The conversation around sustainable materials in agriculture spans three interconnected areas: packaging, inputs, and on-farm infrastructure.
As for the packaging aspect, the science has made tremendous progress. New biodegradable films made from renewable sources of carbohydrates, such as starch, cellulose, chitosan, pectin, and alginate, provide an environmentally friendly solution for the packaging of various agricultural commodities like fresh produce, cereals, dairy products, and meat products.
The materials are not hypothetical constructs. Chitosan, for example, is a biopolymer that is derived from chitin. Chitosan has been identified as an excellent material for the development of active and smart food packaging materials. Chitosan has unique properties that are biocompatible, biodegradable, and exhibit antimicrobial properties. The antimicrobial properties are particularly advantageous for the packaging of foodstuffs for export that travel 10,000 km.
What is particularly exciting is the possibility that nanocellulose technology could offer. The incorporation of oxidized nanocellulose into food packaging films, derived from agricultural wastes such as rice straw and husk, has been found to increase the tensile strength of the films by over 90%. The water vapor transmission rate is reduced by 50%, according to research published in PMC (2025). The implications for exports are obvious: stronger packaging, fewer goods are spoiled in transit, longer freshness, and lower carbon footprint.

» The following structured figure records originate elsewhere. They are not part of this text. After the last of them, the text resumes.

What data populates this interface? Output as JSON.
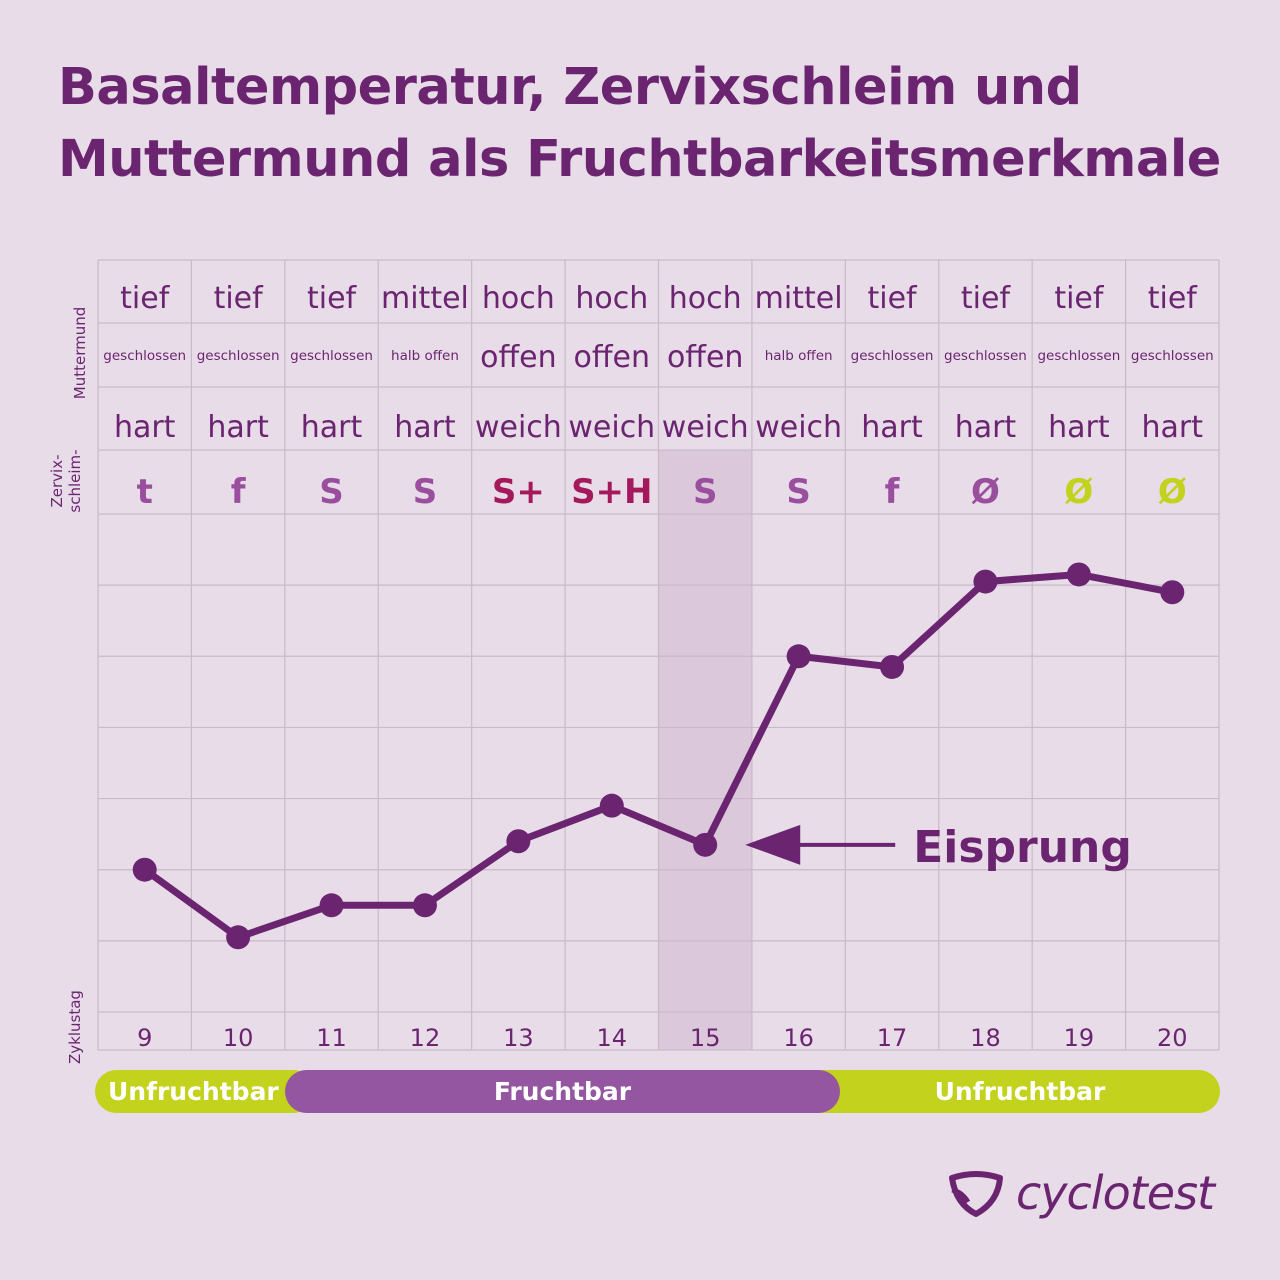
{
  "title": {
    "line1": "Basaltemperatur, Zervixschleim und",
    "line2": "Muttermund als Fruchtbarkeitsmerkmale"
  },
  "row_labels": {
    "muttermund": "Muttermund",
    "zervix_line1": "Zervix-",
    "zervix_line2": "schleim-",
    "zyklustag": "Zyklustag"
  },
  "chart_data": {
    "type": "line",
    "x": [
      9,
      10,
      11,
      12,
      13,
      14,
      15,
      16,
      17,
      18,
      19,
      20
    ],
    "values": [
      2.0,
      1.05,
      1.5,
      1.5,
      2.4,
      2.9,
      2.35,
      5.0,
      4.85,
      6.05,
      6.15,
      5.9
    ],
    "ylim": [
      0,
      7
    ],
    "grid": true,
    "highlight_x": 15,
    "annotation": {
      "text": "Eisprung",
      "x": 15
    },
    "muttermund_position": [
      "tief",
      "tief",
      "tief",
      "mittel",
      "hoch",
      "hoch",
      "hoch",
      "mittel",
      "tief",
      "tief",
      "tief",
      "tief"
    ],
    "muttermund_opening": [
      "geschlossen",
      "geschlossen",
      "geschlossen",
      "halb offen",
      "offen",
      "offen",
      "offen",
      "halb offen",
      "geschlossen",
      "geschlossen",
      "geschlossen",
      "geschlossen"
    ],
    "muttermund_firmness": [
      "hart",
      "hart",
      "hart",
      "hart",
      "weich",
      "weich",
      "weich",
      "weich",
      "hart",
      "hart",
      "hart",
      "hart"
    ],
    "zervixschleim": [
      "t",
      "f",
      "S",
      "S",
      "S+",
      "S+H",
      "S",
      "S",
      "f",
      "Ø",
      "Ø",
      "Ø"
    ],
    "zervixschleim_colors": [
      "#9a4e9e",
      "#9a4e9e",
      "#9a4e9e",
      "#9a4e9e",
      "#a3195b",
      "#a3195b",
      "#9a4e9e",
      "#9a4e9e",
      "#9a4e9e",
      "#9a4e9e",
      "#c3d21c",
      "#c3d21c"
    ],
    "phases": [
      {
        "label": "Unfruchtbar",
        "from": 9,
        "to": 10,
        "color": "#c3d21c"
      },
      {
        "label": "Fruchtbar",
        "from": 11,
        "to": 16,
        "color": "#9456a0"
      },
      {
        "label": "Unfruchtbar",
        "from": 17,
        "to": 20,
        "color": "#c3d21c"
      }
    ]
  },
  "colors": {
    "line": "#6b2570",
    "text": "#6b2570",
    "grid": "#c9bac9",
    "highlight": "#dbc8db",
    "fertile": "#9456a0",
    "infertile": "#c3d21c",
    "background": "#e8dce8"
  },
  "logo": {
    "text": "cyclotest",
    "icon": "cyclotest-shield-icon"
  }
}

The USDA’s Bet on Compostable Export Packaging:
The USDA (United States Department of Agriculture)’s Foreign Agricultural Service (FAS) is providing funds for many research projects to develop innovative ways of packaging & preserving perishable items for exporters who are sending fresh fruit & vegetables to developing markets, also creating biodegradable packaging made from bean plant, starch based films to cover almonds, chitin nano-fibre based films & provide passive cooling to help deliver strawberries, so that these & other similar products can be shipped successfully based upon the latest requirements being implemented in today’s global marketplace. One such solution is chitin films designed specifically for strawberry exports; capable of providing a long-term, sustainable means to refrigerate strawberries while preventing moisture loss with no use of electricity to power them, enabling companies who do not have access to a well organized “cold chain” (or distribution system) to successfully sell these berries to customers in their emerging countries.
Numbers That Matter:
According to Global Trade Magazine, the global biodegradable paper and plastic packaging market has already grown to a US$15.43 billion size in 2024 and is expected to grow as much as approximately US$40.75 billion by 2034, with an expected CAGR of 10.20%. For agri-exporters, this will not only be an environmental trend but also a growing market segment where those who get ahead of the trend will have built sustainable competitive advantages.

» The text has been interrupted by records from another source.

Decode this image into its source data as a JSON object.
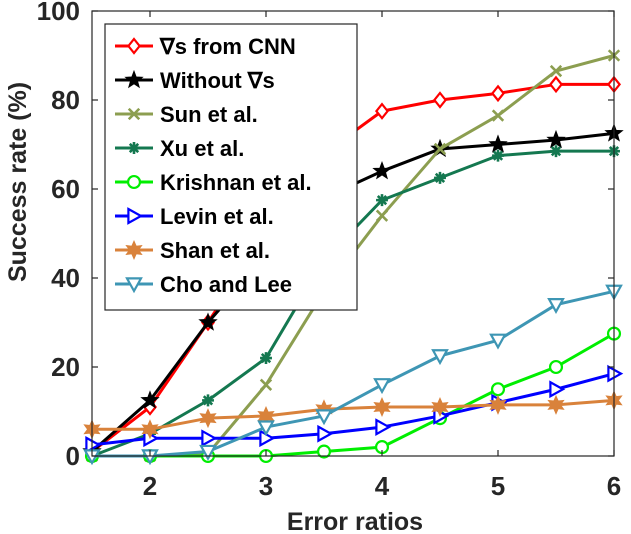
{
  "chart_data": {
    "type": "line",
    "xlabel": "Error ratios",
    "ylabel": "Success rate (%)",
    "xlim": [
      1.5,
      6
    ],
    "ylim": [
      0,
      100
    ],
    "xticks": [
      2,
      3,
      4,
      5,
      6
    ],
    "yticks": [
      0,
      20,
      40,
      60,
      80,
      100
    ],
    "grid": false,
    "legend_position": "top-left",
    "x": [
      1.5,
      2,
      2.5,
      3,
      3.5,
      4,
      4.5,
      5,
      5.5,
      6
    ],
    "series": [
      {
        "name": "∇s from CNN",
        "color": "#ff0000",
        "marker": "diamond",
        "values": [
          1,
          11,
          30,
          50,
          68,
          77.5,
          80,
          81.5,
          83.5,
          83.5
        ]
      },
      {
        "name": "Without ∇s",
        "color": "#000000",
        "marker": "star",
        "values": [
          1,
          12.5,
          30,
          45,
          58,
          64,
          69,
          70,
          71,
          72.5
        ]
      },
      {
        "name": "Sun et al.",
        "color": "#8c9e50",
        "marker": "x",
        "values": [
          0,
          0,
          0.5,
          16,
          37,
          54,
          69,
          76.5,
          86.5,
          90
        ]
      },
      {
        "name": "Xu et al.",
        "color": "#147850",
        "marker": "asterisk",
        "values": [
          0,
          5,
          12.5,
          22,
          44,
          57.5,
          62.5,
          67.5,
          68.5,
          68.5
        ]
      },
      {
        "name": "Krishnan et al.",
        "color": "#00ee00",
        "marker": "circle",
        "values": [
          0,
          0,
          0,
          0,
          1,
          2,
          8.5,
          15,
          20,
          27.5
        ]
      },
      {
        "name": "Levin et al.",
        "color": "#0000ff",
        "marker": "triangle-right",
        "values": [
          2.5,
          4,
          4,
          4,
          5,
          6.5,
          9,
          12,
          15,
          18.5
        ]
      },
      {
        "name": "Shan et al.",
        "color": "#d9823b",
        "marker": "hexagram",
        "values": [
          6,
          6,
          8.5,
          9,
          10.5,
          11,
          11,
          11.5,
          11.5,
          12.5
        ]
      },
      {
        "name": "Cho and Lee",
        "color": "#3e96b4",
        "marker": "triangle-down",
        "values": [
          0,
          0,
          1,
          6.5,
          9,
          16,
          22.5,
          26,
          34,
          37
        ]
      }
    ]
  }
}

Life-cycle assessments of export packaging made from bagasse (pulp from sugarcane) compared to that produced from plastic show an approximate reduction of CO₂ emissions of 60%, according to Global Trade Magazine. This type of carbon information is exactly what suppliers are now required to provide their customers under Scope 3 ESG reporting requirements of major EU and UK companies.
The Bigger Picture:
For too long, “sustainable farming” was treated as a premium niche, something for organic certification labels and specialty stores. That framing is now obsolete. The mainstream export market is moving, driven not by sentiment but by regulation, buyer requirements, and hard procurement standards.

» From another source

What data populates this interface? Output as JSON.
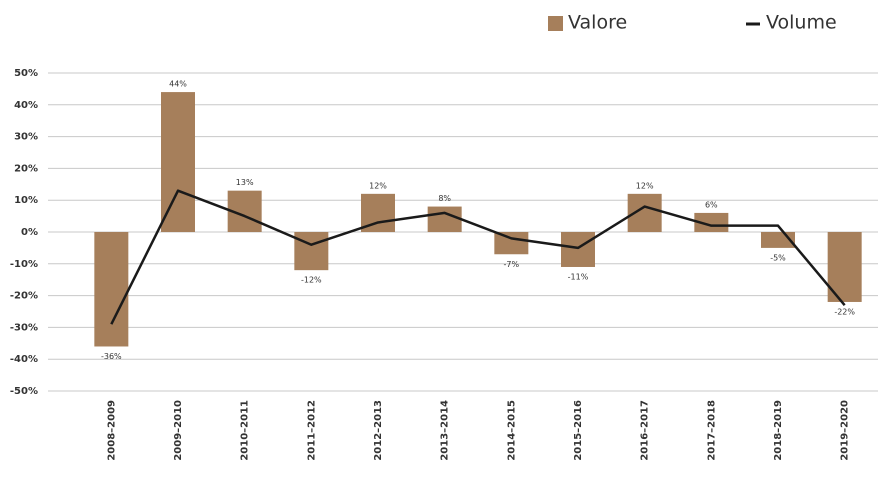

The mango farmer in Maharashtra faces a choice every exporter now faces: adapt the materials around the product, or risk losing access to the markets that pay the best prices. The good news is that the science from chitosan films to nanocellulose-reinforced bioplastics to compostable cold-chain packaging is already ahead of the regulation.
The materials exist.
The knowledge exists.
What remains is the will to make the switch before the customs officer makes it for you.